Il direttore Antonio Belpietro, in risposta alla denuncia presentata dal giornalista Maso Notarianni, ha poi spiegato in un tweet che “bastardo vuol dire figlio illegittimo” e in un editoriale ha quindi aggiunto che “chi conosce la lingua italiana sa perfettamente che ‘bastardi’ è un sostantivo e ‘islamici’ un aggettivo” per cui “Libero non ha mai insinuato che tutti gli islamici sono terroristi.”

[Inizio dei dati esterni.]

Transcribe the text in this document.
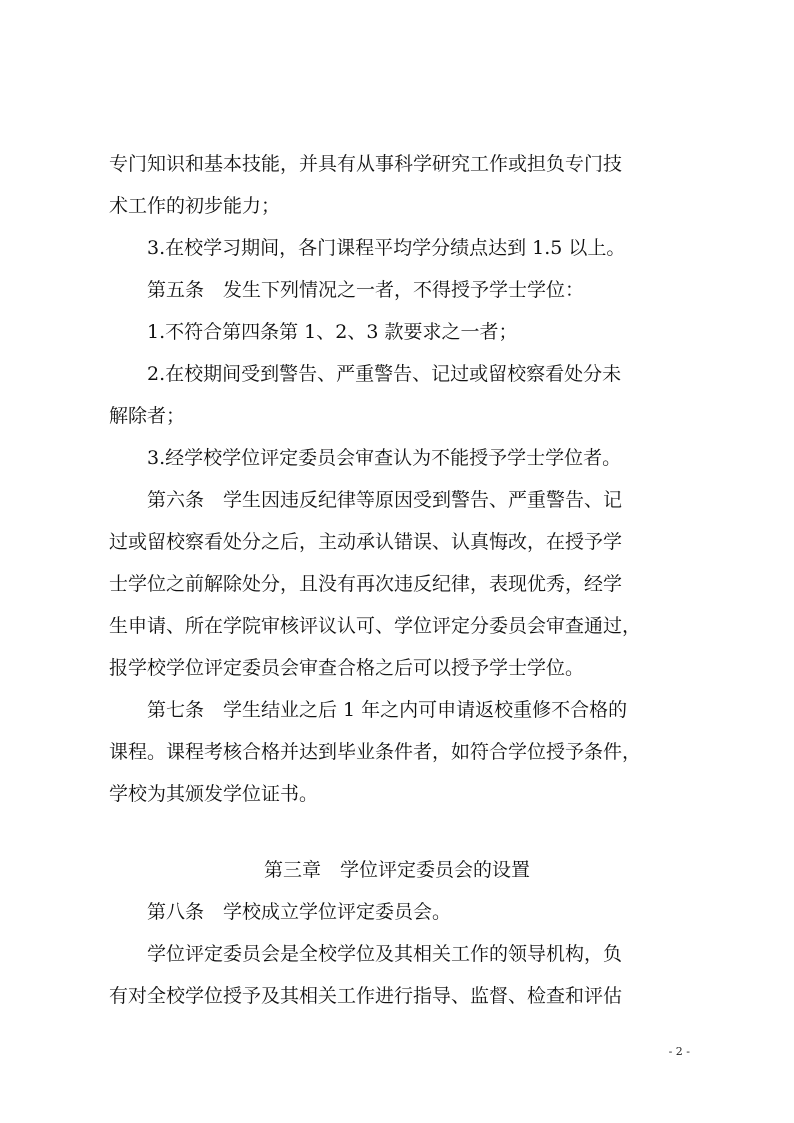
专门知识和基本技能，并具有从事科学研究工作或担负专门技
术工作的初步能力；
3.在校学习期间，各门课程平均学分绩点达到 1.5 以上。
第五条　发生下列情况之一者，不得授予学士学位：
1.不符合第四条第 1、2、3 款要求之一者；
2.在校期间受到警告、严重警告、记过或留校察看处分未
解除者；
3.经学校学位评定委员会审查认为不能授予学士学位者。
第六条　学生因违反纪律等原因受到警告、严重警告、记
过或留校察看处分之后，主动承认错误、认真悔改，在授予学
士学位之前解除处分，且没有再次违反纪律，表现优秀，经学
生申请、所在学院审核评议认可、学位评定分委员会审查通过，
报学校学位评定委员会审查合格之后可以授予学士学位。
第七条　学生结业之后 1 年之内可申请返校重修不合格的
课程。课程考核合格并达到毕业条件者，如符合学位授予条件，
学校为其颁发学位证书。
第三章　学位评定委员会的设置
第八条　学校成立学位评定委员会。
学位评定委员会是全校学位及其相关工作的领导机构，负
有对全校学位授予及其相关工作进行指导、监督、检查和评估
- 2 -
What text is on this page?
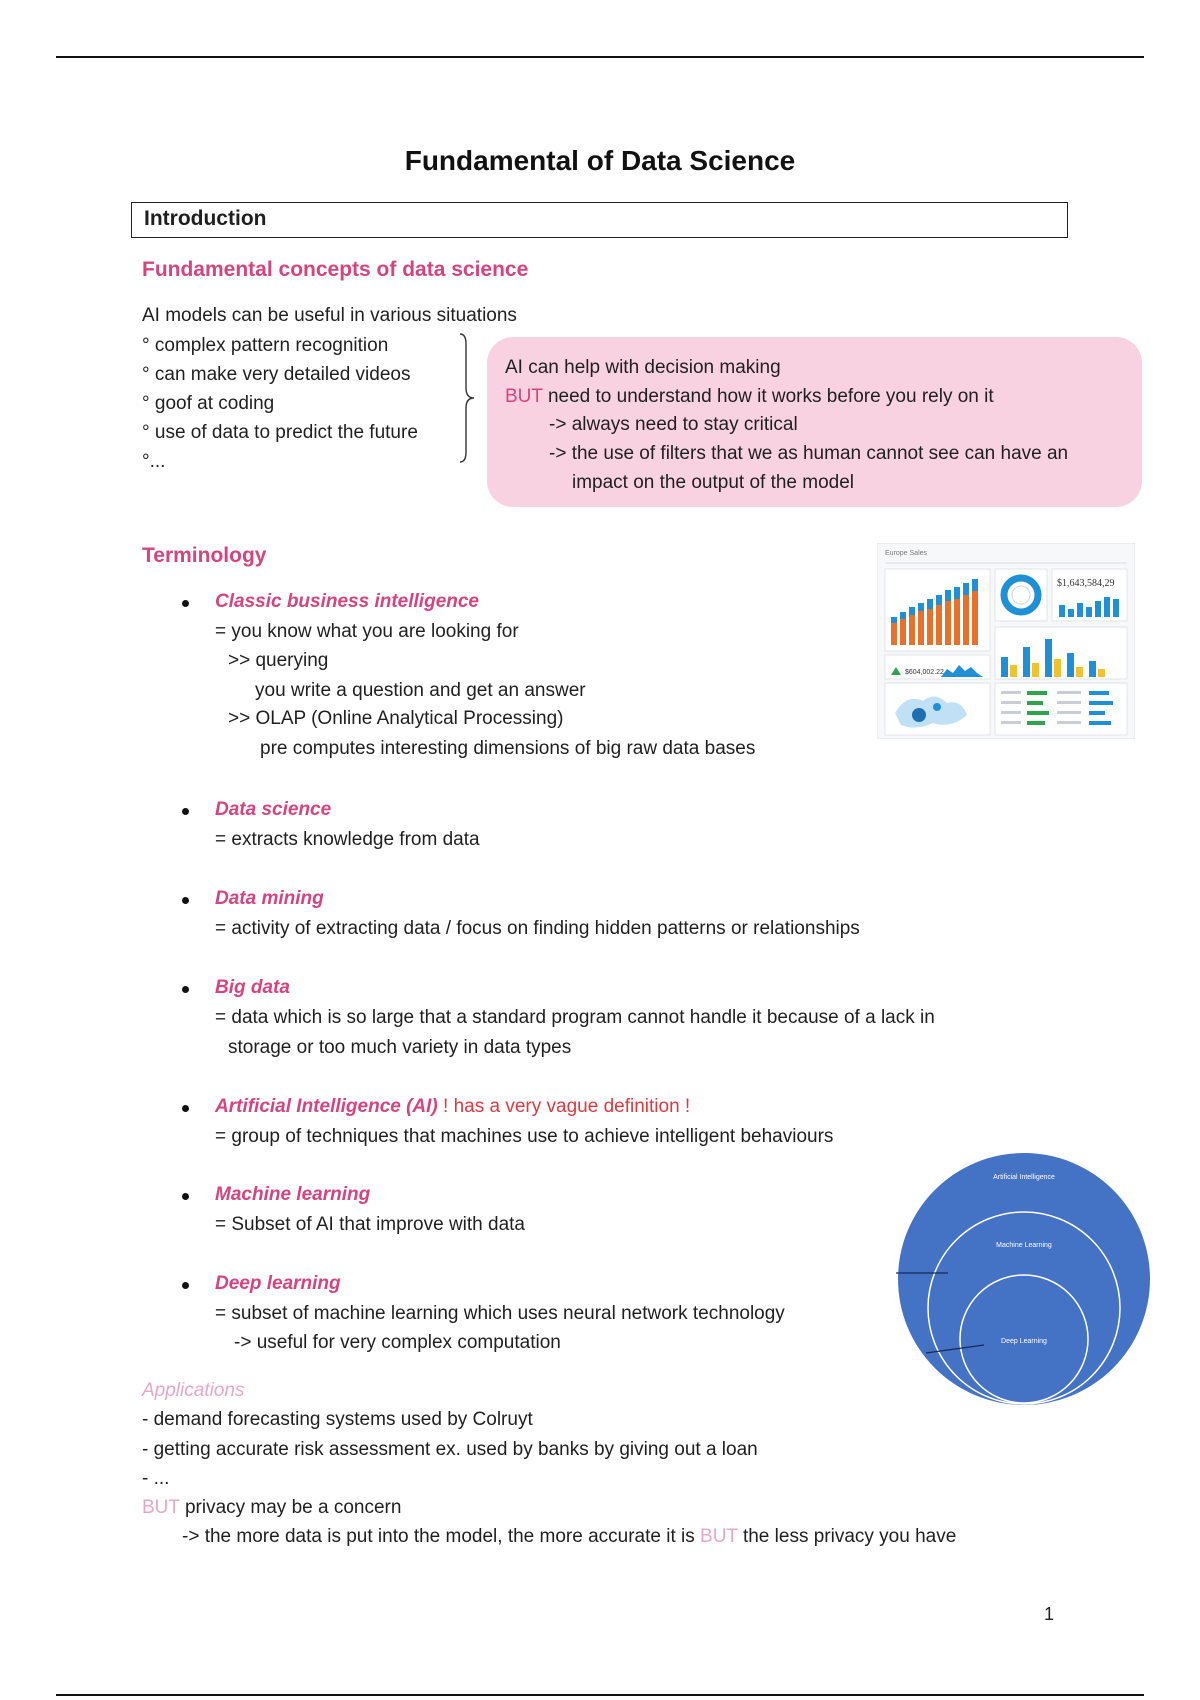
Fundamental of Data Science
Introduction
Fundamental concepts of data science
AI models can be useful in various situations
° complex pattern recognition
° can make very detailed videos
° goof at coding
° use of data to predict the future
°...
AI can help with decision making
BUT need to understand how it works before you rely on it
-> always need to stay critical
-> the use of filters that we as human cannot see can have an
impact on the output of the model
Terminology
Classic business intelligence
= you know what you are looking for
>> querying
you write a question and get an answer
>> OLAP (Online Analytical Processing)
pre computes interesting dimensions of big raw data bases
Europe Sales
$1,643,584,29
$604,002.22
Data science
= extracts knowledge from data
Data mining
= activity of extracting data / focus on finding hidden patterns or relationships
Big data
= data which is so large that a standard program cannot handle it because of a lack in
storage or too much variety in data types
Artificial Intelligence (AI) ! has a very vague definition !
= group of techniques that machines use to achieve intelligent behaviours
Machine learning
= Subset of AI that improve with data
Deep learning
= subset of machine learning which uses neural network technology
-> useful for very complex computation
Artificial Intelligence
Machine Learning
Deep Learning
Applications
- demand forecasting systems used by Colruyt
- getting accurate risk assessment ex. used by banks by giving out a loan
- ...
BUT privacy may be a concern
-> the more data is put into the model, the more accurate it is BUT the less privacy you have
1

(Tesjak: libere dissociazioni)

 

«Il paradosso di cui parla Houellebecq (il controverso autore di “Sottomissione”) è che il mondo musulmano dal punto di vista sociale è più vicino alla destra estrema che vorrebbe respingerlo con tutte le forze. Non mi pare giusto che si dica genericamente “musulmani”, come non sarebbe stato corretto giudicare il Cristianesimo sulla base dei metodi utilizzati da Cesare Borgia. Ma certo lo si può dire dell’Isis, che è una nuova forma di nazismo, con i suoi metodi di sterminio e la sua volontà apocalittica di impadronirsi del mondo.»

(Umberto Eco)

 

«… Perché l’inaccettabilità delle tesi alla Fallaci o alla Houellebecq – così popolari in questi giorni bui – non sta nell’individuazione della ferocia del nemico, nell’odio che può suscitare (in una certa misura deve suscitare, anche se ammiro chi colpito direttamente dice il vostro odio non mi avrà) e nella mobilitazione che deve provocare (anche se le guerre più o meno auspicate dalla Fallaci le abbiamo combattute tutte, con risultati pessimi).
Quella che appare sbagliata è la profezia, variamente declinata, che prevede una nostra resa, per debolezza, per leggerezza, per disattenzione o per viltà, ai valori altrui, in particolare a quelli attribuiti all’islam. Rifuggo profezie e profeti, se non altro per incapacità, e dunque non so cosa accadrà nel vortice dei cambiamenti demografici, economici, geopolitici, mentali in corso da decenni.
Ma finora di questa temuta conversione occidentale non c’è traccia. Nei tre lustri (lunghi e insanguinati) trascorsi dall’attacco alle torri gemelle che provocò quella rabbia e quell’orgoglio, non c’è società occidentale che pare arretrare e concedere agli islamisti qualcosa sul piano dei valori, delle fedi, dei comportamenti. Anzi, la loro pressione e la loro violenza genera una nuova consapevolezza, preziosa anche nelle sue ambiguità (i rimbalzi identitari, strumentali e aggressivi, per cui nessun partito islamico vincerà le elezioni in Francia ma Le Pen forse sì)…. Se non fermeremo il terrore c’è poco da inorgoglirci per questo risultato. Ma per quanto limitata e forse provvisoria questa verità va detta. Le nostre parole chiave –pace, guerra, valori – suonerebbero meno sorde e banali, meno ricattatorie e violente.»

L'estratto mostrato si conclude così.